Staphylococcus aureus is a type of bacteria that is abbreviated as “Staph aureus” or “S. aureus”. The bacterium was discovered in 1880 in Scotland by Surgeon Sir Alexander Ogston in surgical abscesses pus (Bouzidi et al. 193). This organism stains Gram-positive, and its diameter is approximately 0.5-1.5 µm. The pathogen is referred to as Staphylococcus because it is found in irregular staphyloma clusters that are grape-like (Sharma et al. 9). This bacterium is arranged in cocci chains known as tetrads and carsina. Its pathogenicity is its unique survival in hostile environmental conditions (Haysom et al. 193). Additionally, the pathogen colonizes the skin, and the mucous membrane causes severe toxin-mediated or pyogenic infections in human beings. An infection caused by staph bacteria is contagious if the wound is draining or weeping.

This pathogen can also be caught if individuals share contaminated items such as towels, soap, or sports equipment (Haysom et al. 196). Additionally, the bacterium can be found on surfaces that are touched by people more often, for example, doorknobs or mobile phones. The risk group of Staphylococcus aureus is RG-2, and its biosafety level is BSL-2 (Haysom et al. 198). The genera species of S. aureus is the genus Staphylococcus, and its positive coagulase makes it pathogenic to animals and human beings. S. aureus causes various infections and contains enterotoxins which are also poisonous in foods. The bacteria’s diagnosis involves checking its signs in nasal secretion or a tissue sample (Haysom et al. 199). However, if a staph infection is identified, the doctor might conduct an imaging test known as an echocardiogram to check if the infection has affected the heart.

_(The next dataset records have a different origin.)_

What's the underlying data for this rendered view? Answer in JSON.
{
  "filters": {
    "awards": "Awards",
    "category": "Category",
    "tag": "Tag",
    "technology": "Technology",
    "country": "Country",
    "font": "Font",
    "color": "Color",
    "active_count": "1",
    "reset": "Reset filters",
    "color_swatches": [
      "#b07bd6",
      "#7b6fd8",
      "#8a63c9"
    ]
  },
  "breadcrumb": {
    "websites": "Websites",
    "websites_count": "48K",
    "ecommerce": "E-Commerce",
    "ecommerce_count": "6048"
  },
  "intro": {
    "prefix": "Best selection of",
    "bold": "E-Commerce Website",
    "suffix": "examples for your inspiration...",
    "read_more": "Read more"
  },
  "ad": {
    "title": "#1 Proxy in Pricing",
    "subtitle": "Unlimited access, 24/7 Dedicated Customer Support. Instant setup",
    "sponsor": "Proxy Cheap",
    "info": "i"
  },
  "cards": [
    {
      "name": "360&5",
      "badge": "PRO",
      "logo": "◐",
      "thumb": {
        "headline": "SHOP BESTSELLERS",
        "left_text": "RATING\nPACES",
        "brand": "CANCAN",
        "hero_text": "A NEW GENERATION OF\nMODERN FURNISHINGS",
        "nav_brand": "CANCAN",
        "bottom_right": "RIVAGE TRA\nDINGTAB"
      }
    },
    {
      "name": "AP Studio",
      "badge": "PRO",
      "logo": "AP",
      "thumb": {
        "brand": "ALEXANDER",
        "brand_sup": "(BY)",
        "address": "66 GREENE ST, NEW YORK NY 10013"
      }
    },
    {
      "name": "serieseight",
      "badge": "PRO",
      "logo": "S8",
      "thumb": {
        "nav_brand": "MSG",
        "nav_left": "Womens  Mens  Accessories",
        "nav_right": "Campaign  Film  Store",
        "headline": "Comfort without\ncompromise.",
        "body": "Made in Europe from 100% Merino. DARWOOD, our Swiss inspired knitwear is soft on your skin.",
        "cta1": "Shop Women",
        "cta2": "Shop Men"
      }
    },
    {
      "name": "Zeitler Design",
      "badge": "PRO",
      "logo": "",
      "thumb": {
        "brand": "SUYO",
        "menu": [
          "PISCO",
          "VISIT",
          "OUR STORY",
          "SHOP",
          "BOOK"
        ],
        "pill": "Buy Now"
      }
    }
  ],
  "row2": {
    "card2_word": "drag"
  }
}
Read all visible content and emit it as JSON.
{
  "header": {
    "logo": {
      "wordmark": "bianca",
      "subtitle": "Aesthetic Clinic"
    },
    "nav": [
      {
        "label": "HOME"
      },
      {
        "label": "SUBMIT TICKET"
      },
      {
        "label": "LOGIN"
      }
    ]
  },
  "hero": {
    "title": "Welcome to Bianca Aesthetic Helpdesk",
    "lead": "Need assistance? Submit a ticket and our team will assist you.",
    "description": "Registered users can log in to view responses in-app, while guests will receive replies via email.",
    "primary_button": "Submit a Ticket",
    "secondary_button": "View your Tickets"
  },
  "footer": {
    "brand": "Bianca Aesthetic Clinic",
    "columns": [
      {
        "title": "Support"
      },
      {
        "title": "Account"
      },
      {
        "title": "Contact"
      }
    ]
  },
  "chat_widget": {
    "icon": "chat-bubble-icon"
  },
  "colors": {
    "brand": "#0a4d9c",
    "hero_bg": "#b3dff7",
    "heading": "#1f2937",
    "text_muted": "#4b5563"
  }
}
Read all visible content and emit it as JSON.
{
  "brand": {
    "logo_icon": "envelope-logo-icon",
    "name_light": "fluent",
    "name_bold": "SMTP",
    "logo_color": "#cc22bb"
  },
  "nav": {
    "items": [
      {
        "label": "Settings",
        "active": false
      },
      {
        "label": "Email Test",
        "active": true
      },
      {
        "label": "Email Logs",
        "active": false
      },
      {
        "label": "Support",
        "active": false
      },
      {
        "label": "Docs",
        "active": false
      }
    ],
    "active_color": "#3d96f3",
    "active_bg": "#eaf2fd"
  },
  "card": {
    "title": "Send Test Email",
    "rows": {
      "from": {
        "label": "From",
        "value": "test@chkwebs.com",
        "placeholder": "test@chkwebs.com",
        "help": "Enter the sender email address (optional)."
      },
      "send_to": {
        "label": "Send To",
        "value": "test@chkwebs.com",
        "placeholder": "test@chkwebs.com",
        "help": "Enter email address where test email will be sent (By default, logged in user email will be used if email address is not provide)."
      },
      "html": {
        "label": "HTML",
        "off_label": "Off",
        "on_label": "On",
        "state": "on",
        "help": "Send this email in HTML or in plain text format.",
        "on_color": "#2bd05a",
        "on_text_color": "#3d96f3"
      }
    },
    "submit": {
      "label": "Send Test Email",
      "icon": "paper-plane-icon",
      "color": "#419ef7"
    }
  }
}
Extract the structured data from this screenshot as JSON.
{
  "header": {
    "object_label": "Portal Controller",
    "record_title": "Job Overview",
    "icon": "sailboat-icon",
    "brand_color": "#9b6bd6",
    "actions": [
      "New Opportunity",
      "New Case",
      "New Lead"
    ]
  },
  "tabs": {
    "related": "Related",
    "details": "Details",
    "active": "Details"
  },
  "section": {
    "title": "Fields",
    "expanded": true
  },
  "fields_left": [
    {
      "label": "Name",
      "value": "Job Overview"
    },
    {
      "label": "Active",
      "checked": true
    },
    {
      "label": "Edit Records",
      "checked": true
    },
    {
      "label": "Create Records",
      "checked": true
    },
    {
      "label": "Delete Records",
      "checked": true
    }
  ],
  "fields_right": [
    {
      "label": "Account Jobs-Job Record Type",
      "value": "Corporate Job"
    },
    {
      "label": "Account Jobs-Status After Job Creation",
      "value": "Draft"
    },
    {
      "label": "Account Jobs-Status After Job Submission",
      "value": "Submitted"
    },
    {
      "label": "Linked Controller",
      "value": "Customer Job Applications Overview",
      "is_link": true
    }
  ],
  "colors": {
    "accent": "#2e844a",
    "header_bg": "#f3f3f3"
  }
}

The catalase test is used to distinguish the negative staphylococci because they are catalase positive. Sharma et al. (6) explain that this examination is conducted by a broth culture or flooding an agar slant with a few 3% hydrogen peroxide drops. The coagulase test is used to identify Staphylococcus and divides them into coagulase-positive and negative. Draining the affected area and using antibiotics are the treatment methods for staph infections (Sharma et al. 7). The estimated “R naught” (R0) for S. aureus is 1.66, which poses a health concern because it is associated with the increasing number of bloodstream infections (BSI). These unfortunate developments cause significant secondary infections, for example, osteomyelitis, septic arthritis, and infective endocarditis (IE). When the staph bacteria affect the bloodstream, it results in sepsis (Sharma et al. 8). This infection can lead to septic shock, which is a life-threatening condition with blood pressure that is extremely low.

In conclusion, S. aureus is a pandemic concern because drug injection happens in countries worldwide. This pathogen is contagious and can cause adverse effects on individuals resulting in death. People should implement ways of preventing the spread of the bacteria by observing hands hygiene and avoiding injecting into an area that has not been cleaned. It is also advisable to avoid sharing equipment such as towels.

Works Cited

Bouzidi, H., et al. “Differential time to positivity of central and peripheral blood cultures is inaccurate for the diagnosis of Staphylococcus aureus long-term catheter-related sepsis.” Journal of Hospital Infection 99.2 (2018): 192-199. Web.

Hartnett, Kathleen P., et al. “Bacterial and fungal infections in persons who inject drugs—Western New York, 2017.” Morbidity and Mortality Weekly Report 68.26 (2019): 583.

Haysom, Leigh, et al. “Prevalence and risk factors for methicillin-resistant Staphylococcus aureus (MRSA) infections in custodial populations: A systematic review.” Journal of Correctional Health Care 24.2 (2018): 197-213. Web.

Sharma, Binita Koirala, S. Gokhale, and K. Sharma. “Urea-Fibrinogen Slide Coagulase Test–A Simple Alternative Method for the Rapid Identification of Staphylococcus aureus.” Journal of Gandaki Medical College-Nepal 10.1 (2017): 5-10. Web.